Thursday, July 9, 2009
Thoughts about Attachment
I’ve been thinking about how people say that animals can only live in the moment, and that they don’t miss the past or worry about their future. Yet, I know that some of my animals do miss me when I’m not here and appear to be upset if things change. So, in that sense, they do miss their past experiences or they miss their past routines if I am not present to continue to do what they have come to expect me to do with them. And they also miss my presence and the attention I have given to them.
I could clearly tell that Pepper, our dear departed dog, was always extremely sad when my husband would take out his suitcase and when I would leave with him to drive him to the airport. She was visibly relieved to see me return, but still pined for him until he came home. When I go off to work on a video production, Silk usually spends a lot of her day when I am gone standing at the gate, watching for me to pull into the driveway. When my husband feeds the horses and does the evening chores, putting them in their stalls and locking up the barn, Silk is anxious because I’m not there. Is she worrying about the future and whether she will see me again?

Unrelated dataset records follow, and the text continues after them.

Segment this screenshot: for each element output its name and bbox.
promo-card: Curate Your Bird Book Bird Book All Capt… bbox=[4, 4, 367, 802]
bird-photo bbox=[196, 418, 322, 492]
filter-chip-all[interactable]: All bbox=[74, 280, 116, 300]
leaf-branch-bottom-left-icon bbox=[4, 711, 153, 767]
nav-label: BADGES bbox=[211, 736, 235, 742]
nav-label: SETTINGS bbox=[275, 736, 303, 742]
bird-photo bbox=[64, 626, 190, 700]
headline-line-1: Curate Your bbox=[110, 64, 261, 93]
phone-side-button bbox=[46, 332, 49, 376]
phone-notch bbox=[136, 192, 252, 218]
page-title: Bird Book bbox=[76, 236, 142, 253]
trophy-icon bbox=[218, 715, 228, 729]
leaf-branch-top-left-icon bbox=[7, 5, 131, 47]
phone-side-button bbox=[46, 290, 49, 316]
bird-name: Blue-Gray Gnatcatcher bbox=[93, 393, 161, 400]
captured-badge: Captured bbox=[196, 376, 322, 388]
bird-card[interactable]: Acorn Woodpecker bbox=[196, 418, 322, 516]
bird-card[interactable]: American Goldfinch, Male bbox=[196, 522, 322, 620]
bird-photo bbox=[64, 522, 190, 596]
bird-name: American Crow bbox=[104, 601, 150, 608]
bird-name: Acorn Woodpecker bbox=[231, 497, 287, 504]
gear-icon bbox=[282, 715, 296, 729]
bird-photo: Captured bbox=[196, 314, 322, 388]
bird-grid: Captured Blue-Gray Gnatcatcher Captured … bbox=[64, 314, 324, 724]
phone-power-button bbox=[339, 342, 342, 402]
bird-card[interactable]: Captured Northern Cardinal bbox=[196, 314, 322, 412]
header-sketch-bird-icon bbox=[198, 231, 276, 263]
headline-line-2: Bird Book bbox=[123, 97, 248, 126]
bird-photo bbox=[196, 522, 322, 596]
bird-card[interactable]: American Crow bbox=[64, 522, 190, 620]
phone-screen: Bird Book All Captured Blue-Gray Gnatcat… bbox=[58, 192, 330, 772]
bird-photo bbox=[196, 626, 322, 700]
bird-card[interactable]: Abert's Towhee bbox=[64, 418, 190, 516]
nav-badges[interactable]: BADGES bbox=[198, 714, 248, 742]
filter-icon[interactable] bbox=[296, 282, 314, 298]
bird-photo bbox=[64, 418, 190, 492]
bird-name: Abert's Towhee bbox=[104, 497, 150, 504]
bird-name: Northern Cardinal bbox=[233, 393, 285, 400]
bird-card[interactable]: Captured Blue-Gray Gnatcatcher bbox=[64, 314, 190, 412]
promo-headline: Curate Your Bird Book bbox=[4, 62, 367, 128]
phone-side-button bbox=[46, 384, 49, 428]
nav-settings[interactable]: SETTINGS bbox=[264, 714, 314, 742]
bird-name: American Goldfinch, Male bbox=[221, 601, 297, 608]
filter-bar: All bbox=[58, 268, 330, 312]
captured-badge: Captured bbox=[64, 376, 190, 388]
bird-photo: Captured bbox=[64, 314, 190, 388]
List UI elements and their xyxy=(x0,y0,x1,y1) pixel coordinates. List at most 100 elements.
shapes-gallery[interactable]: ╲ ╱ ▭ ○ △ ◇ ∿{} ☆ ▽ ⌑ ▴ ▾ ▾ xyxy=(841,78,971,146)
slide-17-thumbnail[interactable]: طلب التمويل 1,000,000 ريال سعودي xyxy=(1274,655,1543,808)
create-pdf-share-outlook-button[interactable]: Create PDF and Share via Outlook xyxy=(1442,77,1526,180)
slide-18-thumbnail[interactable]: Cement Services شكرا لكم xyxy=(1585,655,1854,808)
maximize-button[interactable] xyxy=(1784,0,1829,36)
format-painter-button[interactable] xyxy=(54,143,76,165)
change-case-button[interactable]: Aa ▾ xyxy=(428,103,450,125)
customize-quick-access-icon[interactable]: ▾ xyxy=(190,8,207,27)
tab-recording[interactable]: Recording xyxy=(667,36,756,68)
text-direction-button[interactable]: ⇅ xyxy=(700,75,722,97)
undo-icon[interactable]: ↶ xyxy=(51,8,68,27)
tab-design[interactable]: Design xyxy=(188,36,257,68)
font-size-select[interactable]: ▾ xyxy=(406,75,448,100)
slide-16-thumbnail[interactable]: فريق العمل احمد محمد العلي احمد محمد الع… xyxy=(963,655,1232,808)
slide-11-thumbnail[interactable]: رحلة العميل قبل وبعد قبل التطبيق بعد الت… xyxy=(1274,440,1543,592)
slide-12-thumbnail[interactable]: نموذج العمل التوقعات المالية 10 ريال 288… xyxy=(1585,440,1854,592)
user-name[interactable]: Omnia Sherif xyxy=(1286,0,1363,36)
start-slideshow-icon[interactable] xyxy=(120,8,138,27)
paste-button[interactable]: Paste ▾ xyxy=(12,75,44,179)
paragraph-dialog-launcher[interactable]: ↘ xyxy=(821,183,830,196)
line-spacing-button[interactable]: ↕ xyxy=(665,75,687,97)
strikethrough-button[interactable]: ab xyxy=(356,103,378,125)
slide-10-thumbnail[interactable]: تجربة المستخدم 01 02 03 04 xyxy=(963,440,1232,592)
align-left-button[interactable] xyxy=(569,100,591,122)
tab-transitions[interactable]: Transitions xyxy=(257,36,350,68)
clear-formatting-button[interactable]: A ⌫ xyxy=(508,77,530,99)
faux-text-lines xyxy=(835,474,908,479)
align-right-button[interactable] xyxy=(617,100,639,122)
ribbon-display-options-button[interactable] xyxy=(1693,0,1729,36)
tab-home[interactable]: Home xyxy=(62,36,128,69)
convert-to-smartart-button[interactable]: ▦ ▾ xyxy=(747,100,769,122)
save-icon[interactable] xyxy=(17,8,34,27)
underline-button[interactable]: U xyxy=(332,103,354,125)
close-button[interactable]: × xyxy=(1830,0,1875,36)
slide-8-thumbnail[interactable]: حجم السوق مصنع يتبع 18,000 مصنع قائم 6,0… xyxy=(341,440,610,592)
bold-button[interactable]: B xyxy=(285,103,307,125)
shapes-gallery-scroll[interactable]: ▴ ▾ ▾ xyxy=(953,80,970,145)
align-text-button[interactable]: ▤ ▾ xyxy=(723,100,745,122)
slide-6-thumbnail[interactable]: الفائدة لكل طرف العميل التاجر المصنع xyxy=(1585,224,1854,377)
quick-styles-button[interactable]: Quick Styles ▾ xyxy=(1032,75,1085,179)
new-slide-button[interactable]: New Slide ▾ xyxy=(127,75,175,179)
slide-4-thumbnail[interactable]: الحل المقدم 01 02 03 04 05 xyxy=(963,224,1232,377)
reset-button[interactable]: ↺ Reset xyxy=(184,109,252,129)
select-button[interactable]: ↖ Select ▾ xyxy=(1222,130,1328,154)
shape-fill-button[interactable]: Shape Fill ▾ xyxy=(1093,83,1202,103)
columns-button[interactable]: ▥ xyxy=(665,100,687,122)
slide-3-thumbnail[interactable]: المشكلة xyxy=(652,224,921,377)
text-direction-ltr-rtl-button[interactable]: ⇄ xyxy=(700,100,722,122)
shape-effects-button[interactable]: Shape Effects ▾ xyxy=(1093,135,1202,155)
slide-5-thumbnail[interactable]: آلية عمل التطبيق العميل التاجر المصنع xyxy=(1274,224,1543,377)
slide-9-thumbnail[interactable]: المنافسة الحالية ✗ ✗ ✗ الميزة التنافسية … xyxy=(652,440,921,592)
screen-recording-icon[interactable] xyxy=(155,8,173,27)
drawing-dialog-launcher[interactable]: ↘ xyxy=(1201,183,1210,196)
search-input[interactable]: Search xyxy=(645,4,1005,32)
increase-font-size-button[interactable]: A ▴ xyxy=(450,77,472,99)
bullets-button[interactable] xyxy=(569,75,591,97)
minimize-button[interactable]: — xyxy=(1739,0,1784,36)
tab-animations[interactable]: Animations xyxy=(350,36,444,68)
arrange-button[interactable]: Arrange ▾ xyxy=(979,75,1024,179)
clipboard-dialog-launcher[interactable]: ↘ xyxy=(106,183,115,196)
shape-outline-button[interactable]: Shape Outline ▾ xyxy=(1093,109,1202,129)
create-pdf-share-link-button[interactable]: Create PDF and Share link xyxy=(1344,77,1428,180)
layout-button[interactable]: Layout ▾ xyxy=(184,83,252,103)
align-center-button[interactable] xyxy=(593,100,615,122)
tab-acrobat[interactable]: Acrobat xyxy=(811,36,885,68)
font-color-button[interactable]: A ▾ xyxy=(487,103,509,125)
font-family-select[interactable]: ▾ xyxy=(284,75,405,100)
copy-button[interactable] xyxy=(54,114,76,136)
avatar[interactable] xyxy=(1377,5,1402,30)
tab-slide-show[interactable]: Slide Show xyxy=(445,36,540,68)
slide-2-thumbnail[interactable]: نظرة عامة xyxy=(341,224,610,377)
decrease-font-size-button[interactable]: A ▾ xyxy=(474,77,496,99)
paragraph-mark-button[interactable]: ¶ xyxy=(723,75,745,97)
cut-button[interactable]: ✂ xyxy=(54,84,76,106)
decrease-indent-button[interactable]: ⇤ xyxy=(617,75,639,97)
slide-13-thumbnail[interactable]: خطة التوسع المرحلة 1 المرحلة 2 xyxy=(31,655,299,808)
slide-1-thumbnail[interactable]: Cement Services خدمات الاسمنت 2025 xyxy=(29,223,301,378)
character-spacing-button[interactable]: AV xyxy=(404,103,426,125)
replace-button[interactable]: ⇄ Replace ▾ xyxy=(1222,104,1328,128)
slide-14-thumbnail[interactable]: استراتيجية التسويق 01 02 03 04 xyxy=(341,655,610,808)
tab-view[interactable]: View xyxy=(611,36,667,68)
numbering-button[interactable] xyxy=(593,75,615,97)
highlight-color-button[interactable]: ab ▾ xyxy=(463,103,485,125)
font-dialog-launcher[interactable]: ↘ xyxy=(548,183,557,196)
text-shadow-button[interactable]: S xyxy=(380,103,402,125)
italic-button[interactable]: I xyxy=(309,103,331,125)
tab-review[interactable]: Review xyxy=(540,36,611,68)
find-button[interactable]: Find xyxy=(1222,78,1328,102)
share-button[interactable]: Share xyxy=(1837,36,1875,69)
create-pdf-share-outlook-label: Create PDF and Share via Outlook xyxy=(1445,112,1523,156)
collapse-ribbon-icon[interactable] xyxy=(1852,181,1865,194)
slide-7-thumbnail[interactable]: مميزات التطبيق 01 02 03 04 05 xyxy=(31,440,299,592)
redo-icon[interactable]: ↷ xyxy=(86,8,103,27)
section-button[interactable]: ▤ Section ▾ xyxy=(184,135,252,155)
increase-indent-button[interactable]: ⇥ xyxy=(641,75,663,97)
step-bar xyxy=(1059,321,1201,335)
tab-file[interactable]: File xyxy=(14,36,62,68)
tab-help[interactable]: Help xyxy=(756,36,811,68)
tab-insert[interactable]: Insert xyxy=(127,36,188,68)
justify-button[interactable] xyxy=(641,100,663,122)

I know that there are a lot of people who think it’s wrong to compare animals to children or give them human attributes. But how can someone not believe that we share similar emotions with animals? My animals and I both feel jealousy and sadness and loneliness and grief, and of course, happiness and love. It makes me realize how difficult it is to not become too attached to another being -- human or animal -- since many of the things that hurt when they are gone are the things that you love when you are with them. What’s different is that people are able to rationalize about how you need to let go and trust that the one you love will return, but an animal can’t. Silk will learn from the repetition of my coming and going that I will eventually be back, but she has no way of knowing when that will be and that causes her anxiety.
So, as I go off to shoot a video for the next couple of days, I will carry with me a touch of sadness. I will know that my horse is spending a lot of her time waiting for me at the gate, no matter how many times my husband reassures her that I will be back by Saturday morning. And I don’t know which one of us will be happier when I come home and see her eager face light up as my car pulls in the driveway.